Look, we are all having to do this a lot, right now. Even the strongest among us will lose our minds for a moment or five, for one Thursday or several, because losing your mind is the quickest and most decisive way to take a step out of the onrush of doing and let some rearranging go on. I’m not trying to romanticize it, although perhaps I am claiming it has a purpose, but maybe that’s only because I cannot get out of it so I might as well give it a role in my life, the role that losing my mind provides, that it is a moment I pass through in order to learn better how to live with what I have been given, that I trust now that, to paraphrase Buddhist psychologist Mark Epstein, I can go to pieces without falling apart.
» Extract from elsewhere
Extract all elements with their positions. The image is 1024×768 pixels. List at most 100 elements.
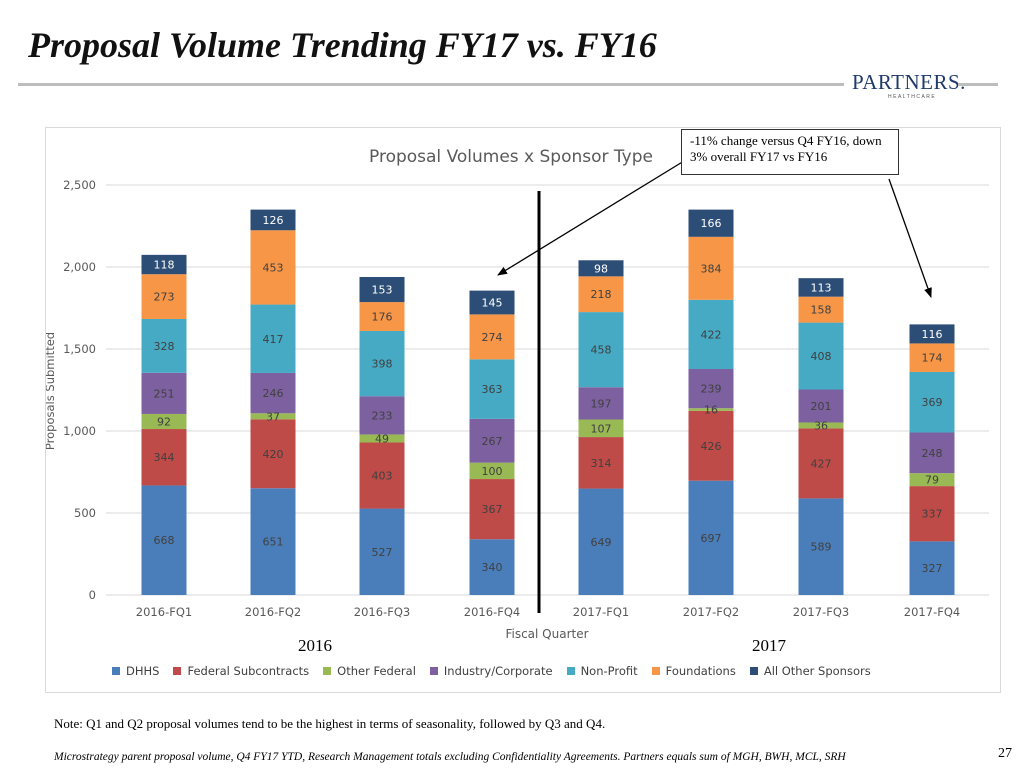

If you find yourself with a lot of shards where your mind used to be, if this has brought you to an utter halt, my best advice, assuming you have already lined up some therapy and medication, as might be necessary, is to wait. Take care of yourself as best you can, and take whatever drugs help ease the pain, as responsibly as you can, and don’t expect very much of yourself other than to rest, and wait, and maybe go for some long walks down back alleys, see what turns up. One day after lunch maybe you try folding a little bit of laundry. You’ll fold it and it will feel okay. Maybe you can make some rice or the bed. Your mind is flexible and strong and you can rebuild it as many times as you have to, whether that’s once in a pandemic or, like me, every April, July, and November.